Im Zeitalter vielerlei Weltfluchtmöglichkeiten präsentiert das Junge Staatstheater Meiningen eine besondere Version von Lewis Carrolls Klassiker.
Bei dieser blutrünstigen Herzkönigin, die renitente Untertanen am liebsten einen Kopf kürzer machen würde, verschlägt es selbst Alice die Sprache. (v.l. Alina Gitt, Emil Schwarz)
Foto: Christina Iberl | Bei dieser blutrünstigen Herzkönigin, die renitente Untertanen am liebsten einen Kopf kürzer machen würde, verschlägt es selbst Alice die Sprache. (v.l. Alina Gitt, Emil Schwarz)
Siggi Seuß
 |  aktualisiert: 12.03.2023 03:04 Uhr

Damals, als die bürgerliche Welt noch in überschaubarer Unordnung war, da durfte Alice allein durch geschwisterliches Vorlesen im Wunderland versinken. Zahllose Fantasiewelten öffnen sich seither für neugierige Menschen mittels geheimer Pforten in Büchern oder Schränken oder an verborgenen Orten.

Doch inzwischen gibt es für junge Leute ganz andere Eintritte in unbekannte Gefilde. Einen davon nützt die heutige Alice in der Version der Regisseurin Gabriela Gillert in der Gemeinschaftsinszenierung von Jungem Theater, Puppentheater und Junger Musik in den Meininger Kammerspielen.

Ein widerspenstiger Teenie

Die Meininger Alice ist keinesfalls das brave Mädchen, das Lewis Carrolls Vorbild für die Rolle war, Alice Liddell, Töchterchen eines Oxforder Collegedekans. Die moderne Alice ist bereits ein widerspenstiger Teenie, lümmelt in ihrem Zimmer mit übergestülpten Kopfhörern kopfunter auf einem Sessel herum, raucht eine Zigarrillo, die verdächtig marihuanahaltig erscheint, kippt die Asche auf einen tönernen Hasen und kümmert sich nicht die Bohne um das Geschrei der Eltern von nebenan. "Hör auf zu träumen!
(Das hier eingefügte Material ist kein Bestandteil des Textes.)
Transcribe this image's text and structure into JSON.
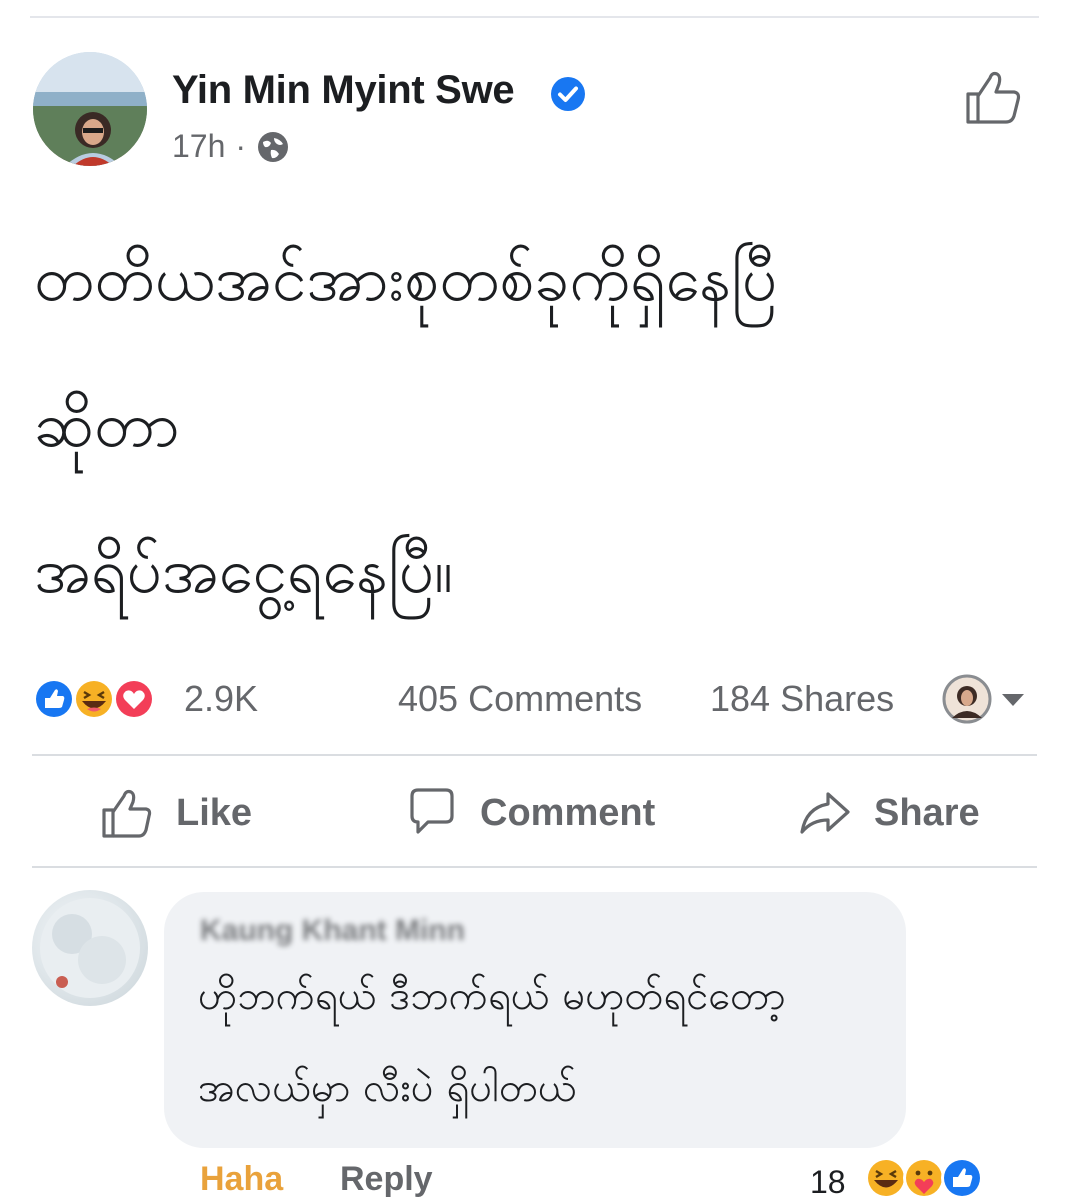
{
  "post": {
    "author": "Yin Min Myint Swe",
    "time": "17h",
    "separator": "·",
    "privacy_icon": "globe-icon",
    "text_lines": [
      "တတိယအင်အားစုတစ်ခုကိုရှိနေပြီ",
      "ဆိုတာ",
      "အရိပ်အငွေ့ရနေပြီ။"
    ]
  },
  "stats": {
    "reaction_icons": [
      "like",
      "haha",
      "love"
    ],
    "reactions_count": "2.9K",
    "comments": "405 Comments",
    "shares": "184 Shares"
  },
  "actions": {
    "like": "Like",
    "comment": "Comment",
    "share": "Share"
  },
  "comment": {
    "author": "Kaung Khant Minn",
    "text_lines": [
      "ဟိုဘက်ရယ် ဒီဘက်ရယ် မဟုတ်ရင်တော့",
      "အလယ်မှာ လီးပဲ ရှိပါတယ်"
    ],
    "haha_label": "Haha",
    "reply_label": "Reply",
    "reactions_count": "18",
    "reaction_icons": [
      "haha",
      "care",
      "like"
    ]
  },
  "colors": {
    "facebook_blue": "#1877f2",
    "love_red": "#f33e58",
    "haha_yellow": "#f7b125",
    "muted_text": "#65676b",
    "bubble_bg": "#f0f2f5"
  }
}
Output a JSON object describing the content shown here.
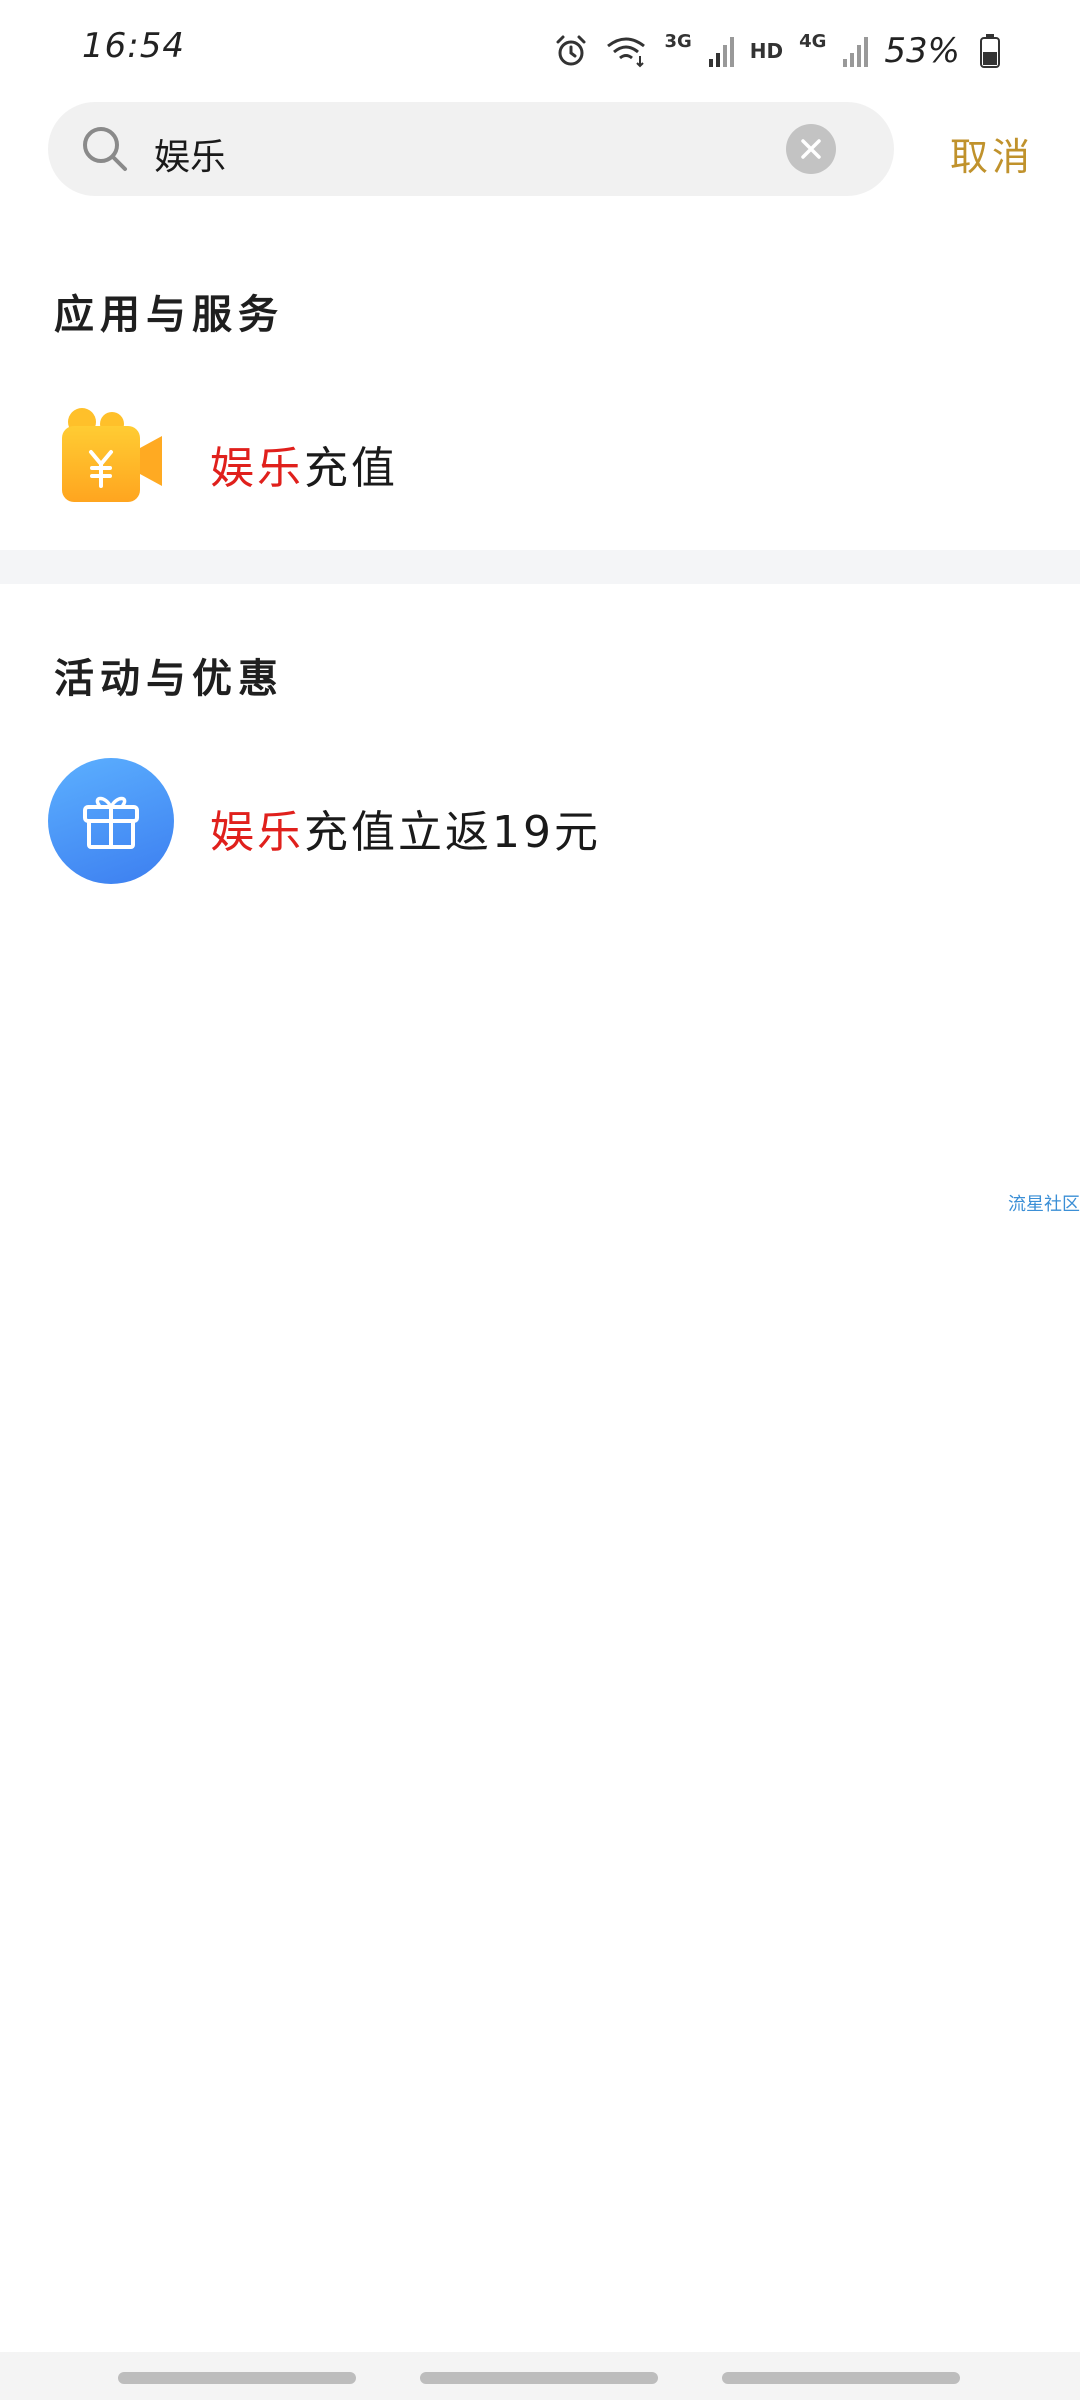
{
  "status_bar": {
    "time": "16:54",
    "network_1": "3G",
    "hd": "HD",
    "network_2": "4G",
    "battery": "53%",
    "icons": [
      "alarm-icon",
      "wifi-icon",
      "signal-icon",
      "signal-icon",
      "battery-icon"
    ]
  },
  "search": {
    "value": "娱乐",
    "cancel_label": "取消"
  },
  "sections": {
    "apps": {
      "title": "应用与服务",
      "item": {
        "highlight": "娱乐",
        "rest": "充值",
        "icon": "recharge-icon"
      }
    },
    "promotions": {
      "title": "活动与优惠",
      "item": {
        "highlight": "娱乐",
        "rest": "充值立返19元",
        "icon": "gift-icon"
      }
    }
  },
  "watermark": "流星社区",
  "colors": {
    "highlight": "#e0201c",
    "cancel": "#c0922c",
    "gift_gradient_start": "#5cb0ff",
    "gift_gradient_end": "#3c7ef0",
    "recharge_icon": "#ffb020"
  }
}
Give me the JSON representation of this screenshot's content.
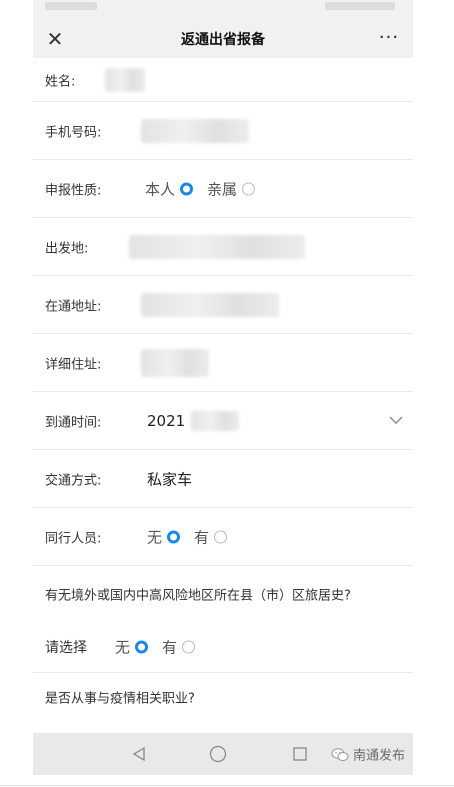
{
  "header": {
    "close_icon": "✕",
    "title": "返通出省报备",
    "more_icon": "···"
  },
  "form": {
    "name_label": "姓名:",
    "phone_label": "手机号码:",
    "report_type": {
      "label": "申报性质:",
      "options": [
        "本人",
        "亲属"
      ],
      "selected": "本人"
    },
    "origin_label": "出发地:",
    "address_label": "在通地址:",
    "detail_label": "详细住址:",
    "arrival": {
      "label": "到通时间:",
      "value": "2021"
    },
    "transport": {
      "label": "交通方式:",
      "value": "私家车"
    },
    "companions": {
      "label": "同行人员:",
      "options": [
        "无",
        "有"
      ],
      "selected": "无"
    },
    "travel_history": {
      "question": "有无境外或国内中高风险地区所在县（市）区旅居史?",
      "label": "请选择",
      "options": [
        "无",
        "有"
      ],
      "selected": "无"
    },
    "occupation_question": "是否从事与疫情相关职业?"
  },
  "navbar": {
    "watermark": "南通发布"
  },
  "colors": {
    "accent": "#1a88e6",
    "bar_bg": "#f1f1f1"
  }
}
Räum dein Zimmer auf! Was soll aus dir werden?"

Szenen also aus einem Pubertierdrama des 21. Jahrhunderts. Was daraus folgt, setzen Helge Ullmann und Christian Rinke in fantastisch schräge Bühnenbilder, Kostüme und Projektionen um, die in den folgenden 80 Minuten die Welt und die Zeit, wie wir sie kennen, außer Kraft setzen. Alice gerät auf der Spur eines sprechenden weißen Kaninchens in den Sog eines schier unendlichen Albtraumtunnels – und landet in einer Parallelwelt. Verschobene Perspektiven, wohin man blickt.

Die Grinsekatze darf nicht fehlen

Niedrige Räume, hohe Räume. Türen zu klein, Türen zu groß. Dort ein schiefer gedeckter Tisch, Teetassen ohne Boden. Alice schrumpft und wächst und schrumpft und wächst über sich hinaus, drei Meter hoch. Und drumherum eine ganze Menge seltsamer sprechender Wesen – ein Großteil der Personnage aus Carrolls Original: Märzhase. Hutmacher. Raupe. Natürlich die Grinsekatze. Herzkönig.

Teatime mit Alice, dem Märzhasen und dem Hutmacher. Da kann ja nichts schiefgehen, oder doch? (v.l. Alina Gitt, Sebastian Putz und Emil Schwarz)
Foto: Christina Iberl | Teatime mit Alice, dem Märzhasen und dem Hutmacher. Da kann ja nichts schiefgehen, oder doch? (v.l. Alina Gitt, Sebastian Putz und Emil Schwarz)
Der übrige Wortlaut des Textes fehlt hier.